Annual bonuses on Hibernian's unitised with-profits business, including its Celebration Bond, have now dropped from 3.5 per cent to 2 per cent for policies taken out between 2001 and January 13th, 2003.
The Hibernian rates are probably about as good as it is going to get, according to Mr Mitchell.
However, bonus rates are now so low that they do not mirror the level of risk involved in any with-profits contract, he says.
Unitised with-profits contracts were designed with double-digit annual bonuses in mind, Mr Mitchell says.
In an environment, where bonuses are closer to 0 per cent, the "drag" of a 1 per cent annual management charge on a with-profits fund is now much more detrimental.
There is, he adds, an "over-reliance" on potential terminal bonuses to prop up the return. "These terminal bonuses have also been savagely reduced in recent times."
So is the with-profits market simply going through a bad patch or is it in terminal decline?
According to financial adviser Mr Liam Ferguson of Ferguson & Associates, lump sum investments into with-profit bonds are "substantially down" on a few years ago.
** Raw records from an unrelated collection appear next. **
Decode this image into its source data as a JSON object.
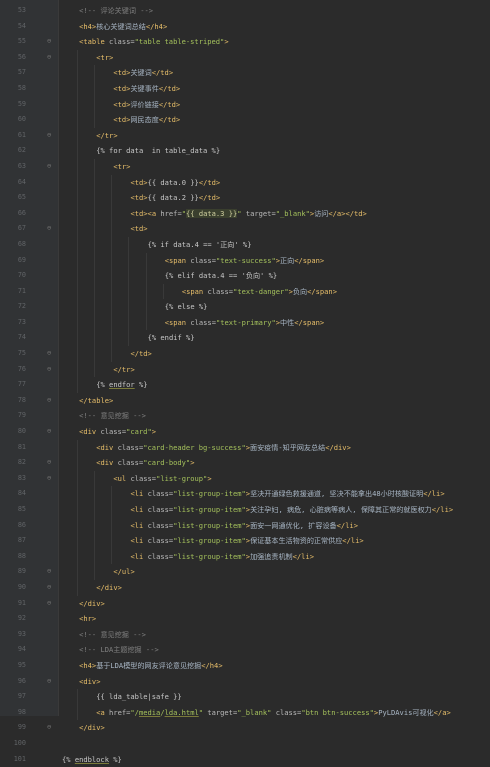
{
  "editor": {
    "lines": [
      {
        "n": "53",
        "ind": 2,
        "fold": "",
        "html": "<span class=cmt>&lt;!-- 评论关键词 --&gt;</span>"
      },
      {
        "n": "54",
        "ind": 2,
        "fold": "",
        "html": "<span class=tag>&lt;h4&gt;</span><span class=txt>核心关键词总结</span><span class=tag>&lt;/h4&gt;</span>"
      },
      {
        "n": "55",
        "ind": 2,
        "fold": "⊖",
        "html": "<span class=tag>&lt;table </span><span class=attr>class=</span><span class=val>\"table table-striped\"</span><span class=tag>&gt;</span>"
      },
      {
        "n": "56",
        "ind": 4,
        "fold": "⊖",
        "html": "<span class=tag>&lt;tr&gt;</span>"
      },
      {
        "n": "57",
        "ind": 6,
        "fold": "",
        "html": "<span class=tag>&lt;td&gt;</span><span class=txt>关键词</span><span class=tag>&lt;/td&gt;</span>"
      },
      {
        "n": "58",
        "ind": 6,
        "fold": "",
        "html": "<span class=tag>&lt;td&gt;</span><span class=txt>关键事件</span><span class=tag>&lt;/td&gt;</span>"
      },
      {
        "n": "59",
        "ind": 6,
        "fold": "",
        "html": "<span class=tag>&lt;td&gt;</span><span class=txt>评价链接</span><span class=tag>&lt;/td&gt;</span>"
      },
      {
        "n": "60",
        "ind": 6,
        "fold": "",
        "html": "<span class=tag>&lt;td&gt;</span><span class=txt>网民态度</span><span class=tag>&lt;/td&gt;</span>"
      },
      {
        "n": "61",
        "ind": 4,
        "fold": "⊖",
        "html": "<span class=tag>&lt;/tr&gt;</span>"
      },
      {
        "n": "62",
        "ind": 4,
        "fold": "",
        "html": "<span class=tpl>{% for data  in table_data %}</span>"
      },
      {
        "n": "63",
        "ind": 6,
        "fold": "⊖",
        "html": "<span class=tag>&lt;tr&gt;</span>"
      },
      {
        "n": "64",
        "ind": 8,
        "fold": "",
        "html": "<span class=tag>&lt;td&gt;</span><span class=tpl>{{ data.0 }}</span><span class=tag>&lt;/td&gt;</span>"
      },
      {
        "n": "65",
        "ind": 8,
        "fold": "",
        "html": "<span class=tag>&lt;td&gt;</span><span class=tpl>{{ data.2 }}</span><span class=tag>&lt;/td&gt;</span>"
      },
      {
        "n": "66",
        "ind": 8,
        "fold": "",
        "html": "<span class=tag>&lt;td&gt;&lt;a </span><span class=attr>href=</span><span class=val>\"</span><span class=tpl-hl>{{ data.3 }}</span><span class=val>\"</span> <span class=attr>target=</span><span class=val>\"_blank\"</span><span class=tag>&gt;</span><span class=txt>访问</span><span class=tag>&lt;/a&gt;&lt;/td&gt;</span>"
      },
      {
        "n": "67",
        "ind": 8,
        "fold": "⊖",
        "html": "<span class=tag>&lt;td&gt;</span>"
      },
      {
        "n": "68",
        "ind": 10,
        "fold": "",
        "html": "<span class=tpl>{% if data.4 == '正向' %}</span>"
      },
      {
        "n": "69",
        "ind": 12,
        "fold": "",
        "html": "<span class=tag>&lt;span </span><span class=attr>class=</span><span class=val>\"text-success\"</span><span class=tag>&gt;</span><span class=txt>正向</span><span class=tag>&lt;/span&gt;</span>"
      },
      {
        "n": "70",
        "ind": 12,
        "fold": "",
        "html": "<span class=tpl>{% elif data.4 == '负向' %}</span>"
      },
      {
        "n": "71",
        "ind": 14,
        "fold": "",
        "html": "<span class=tag>&lt;span </span><span class=attr>class=</span><span class=val>\"text-danger\"</span><span class=tag>&gt;</span><span class=txt>负向</span><span class=tag>&lt;/span&gt;</span>"
      },
      {
        "n": "72",
        "ind": 12,
        "fold": "",
        "html": "<span class=tpl>{% else %}</span>"
      },
      {
        "n": "73",
        "ind": 12,
        "fold": "",
        "html": "<span class=tag>&lt;span </span><span class=attr>class=</span><span class=val>\"text-primary\"</span><span class=tag>&gt;</span><span class=txt>中性</span><span class=tag>&lt;/span&gt;</span>"
      },
      {
        "n": "74",
        "ind": 10,
        "fold": "",
        "html": "<span class=tpl>{% endif %}</span>"
      },
      {
        "n": "75",
        "ind": 8,
        "fold": "⊖",
        "html": "<span class=tag>&lt;/td&gt;</span>"
      },
      {
        "n": "76",
        "ind": 6,
        "fold": "⊖",
        "html": "<span class=tag>&lt;/tr&gt;</span>"
      },
      {
        "n": "77",
        "ind": 4,
        "fold": "",
        "html": "<span class=tpl>{% <span class=u>endfor</span> %}</span>"
      },
      {
        "n": "78",
        "ind": 2,
        "fold": "⊖",
        "html": "<span class=tag>&lt;/table&gt;</span>"
      },
      {
        "n": "79",
        "ind": 2,
        "fold": "",
        "html": "<span class=cmt>&lt;!-- 意见挖掘 --&gt;</span>"
      },
      {
        "n": "80",
        "ind": 2,
        "fold": "⊖",
        "html": "<span class=tag>&lt;div </span><span class=attr>class=</span><span class=val>\"card\"</span><span class=tag>&gt;</span>"
      },
      {
        "n": "81",
        "ind": 4,
        "fold": "",
        "html": "<span class=tag>&lt;div </span><span class=attr>class=</span><span class=val>\"card-header bg-success\"</span><span class=tag>&gt;</span><span class=txt>面安疫情-知乎网友总结</span><span class=tag>&lt;/div&gt;</span>"
      },
      {
        "n": "82",
        "ind": 4,
        "fold": "⊖",
        "html": "<span class=tag>&lt;div </span><span class=attr>class=</span><span class=val>\"card-body\"</span><span class=tag>&gt;</span>"
      },
      {
        "n": "83",
        "ind": 6,
        "fold": "⊖",
        "html": "<span class=tag>&lt;ul </span><span class=attr>class=</span><span class=val>\"list-group\"</span><span class=tag>&gt;</span>"
      },
      {
        "n": "84",
        "ind": 8,
        "fold": "",
        "html": "<span class=tag>&lt;li </span><span class=attr>class=</span><span class=val>\"list-group-item\"</span><span class=tag>&gt;</span><span class=txt>坚决开通绿色救援通道, 坚决不能拿出48小时核酸证明</span><span class=tag>&lt;/li&gt;</span>"
      },
      {
        "n": "85",
        "ind": 8,
        "fold": "",
        "html": "<span class=tag>&lt;li </span><span class=attr>class=</span><span class=val>\"list-group-item\"</span><span class=tag>&gt;</span><span class=txt>关注孕妇, 病危, 心脏病等病人, 保障其正常的就医权力</span><span class=tag>&lt;/li&gt;</span>"
      },
      {
        "n": "86",
        "ind": 8,
        "fold": "",
        "html": "<span class=tag>&lt;li </span><span class=attr>class=</span><span class=val>\"list-group-item\"</span><span class=tag>&gt;</span><span class=txt>面安一网通优化, 扩容设备</span><span class=tag>&lt;/li&gt;</span>"
      },
      {
        "n": "87",
        "ind": 8,
        "fold": "",
        "html": "<span class=tag>&lt;li </span><span class=attr>class=</span><span class=val>\"list-group-item\"</span><span class=tag>&gt;</span><span class=txt>保证基本生活物资的正常供应</span><span class=tag>&lt;/li&gt;</span>"
      },
      {
        "n": "88",
        "ind": 8,
        "fold": "",
        "html": "<span class=tag>&lt;li </span><span class=attr>class=</span><span class=val>\"list-group-item\"</span><span class=tag>&gt;</span><span class=txt>加强追责机制</span><span class=tag>&lt;/li&gt;</span>"
      },
      {
        "n": "89",
        "ind": 6,
        "fold": "⊖",
        "html": "<span class=tag>&lt;/ul&gt;</span>"
      },
      {
        "n": "90",
        "ind": 4,
        "fold": "⊖",
        "html": "<span class=tag>&lt;/div&gt;</span>"
      },
      {
        "n": "91",
        "ind": 2,
        "fold": "⊖",
        "html": "<span class=tag>&lt;/div&gt;</span>"
      },
      {
        "n": "92",
        "ind": 2,
        "fold": "",
        "html": "<span class=tag>&lt;hr&gt;</span>"
      },
      {
        "n": "93",
        "ind": 2,
        "fold": "",
        "html": "<span class=cmt>&lt;!-- 意见挖掘 --&gt;</span>"
      },
      {
        "n": "94",
        "ind": 2,
        "fold": "",
        "html": "<span class=cmt>&lt;!-- LDA主题挖掘 --&gt;</span>"
      },
      {
        "n": "95",
        "ind": 2,
        "fold": "",
        "html": "<span class=tag>&lt;h4&gt;</span><span class=txt>基于LDA模型的网友评论意见挖掘</span><span class=tag>&lt;/h4&gt;</span>"
      },
      {
        "n": "96",
        "ind": 2,
        "fold": "⊖",
        "html": "<span class=tag>&lt;div&gt;</span>"
      },
      {
        "n": "97",
        "ind": 4,
        "fold": "",
        "html": "<span class=tpl>{{ lda_table|safe }}</span>"
      },
      {
        "n": "98",
        "ind": 4,
        "fold": "",
        "html": "<span class=tag>&lt;a </span><span class=attr>href=</span><span class=val>\"/<span class=u>media</span>/<span class=u>lda.html</span>\"</span> <span class=attr>target=</span><span class=val>\"_blank\"</span> <span class=attr>class=</span><span class=val>\"btn btn-success\"</span><span class=tag>&gt;</span><span class=txt>PyLDAvis可视化</span><span class=tag>&lt;/a&gt;</span>"
      },
      {
        "n": "99",
        "ind": 2,
        "fold": "⊖",
        "html": "<span class=tag>&lt;/div&gt;</span>"
      },
      {
        "n": "100",
        "ind": 0,
        "fold": "",
        "html": ""
      },
      {
        "n": "101",
        "ind": 0,
        "fold": "",
        "html": "<span class=tpl>{% <span class=u>endblock</span> %}</span>"
      }
    ]
  }
}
"This is despite the providers' best efforts to reassure potential customers by opening new with-profit funds for new investments, thus eliminating any perceived 'black holes' in their funds," he says.
Low-risk investors are now opting for tracker bonds, Mr Ferguson believes.
"Despite their lack of transparency on charges and sometimes downright misleading marketing on potential returns, tracker bonds are still more transparent than with-profit funds in terms of what the investor's return will be."
Less risk-averse investors are returning to managed funds and equity funds in order to benefit from any market bounce.
One reason why the spoils of the market recovery may not accrue to with-profits investors is the fact that some providers strategically cut the proportion of the funds normally invested in equities, some to less than 40 per cent.
While this may have protected with-profits funds from further potential losses, it will also have made it more difficult for some funds to recover from their underwater state.
The real issue is the expense of providing a guarantee, according to Mr Nigel Dunne, sales and marketing manager for Standard Life Ireland.
"It's been extremely difficult to come up with something that gives a cast-iron guarantee to the customer and has good potential for an upside," he says.
Unlike other with-profits policies, there are no guarantees built into Standard Life's with-profits fund, which acts more like a smoothed managed fund.
As Standard Life is still a mutual company, it pays mutuality bonuses alongside discretionary annual ones.
But the company has more or less been forced by the UK regulator to stop projecting forward these bonuses in policyholders' illustrations.
This means that Standard Life's 65,000-plus Irish with-profits policyholders will see the 0.5 per cent per annum mutuality bonus wiped from their illustrative projections.
The company must also shore up reserves to cover guarantees it has made to some policyholders and analysts have suggested it may have to cut the equity content of its with-profit fund.
More bad news is expected soon.
Standard Life is due to announce cuts in bonuses in line with the rest of the market in February, following an average 15 per cent cut in maturity payments this time last year and a further average 6 per cent reduction last August.
With-profits providers defend the investment, arguing that their smoothing nature protected investors from the worst effects of market plunges.
"The numbers are still very good value compared to unit-linked business," says Mr Ian Veitch, marketing and product development director for Hibernian Life & Pensions.
"Very few people who receive a maturity cheque are complaining. It's been a very good investment for them," he says.
"With-profits still works. It's not for everyone, but then no investment is for everyone," Mr Veitch adds.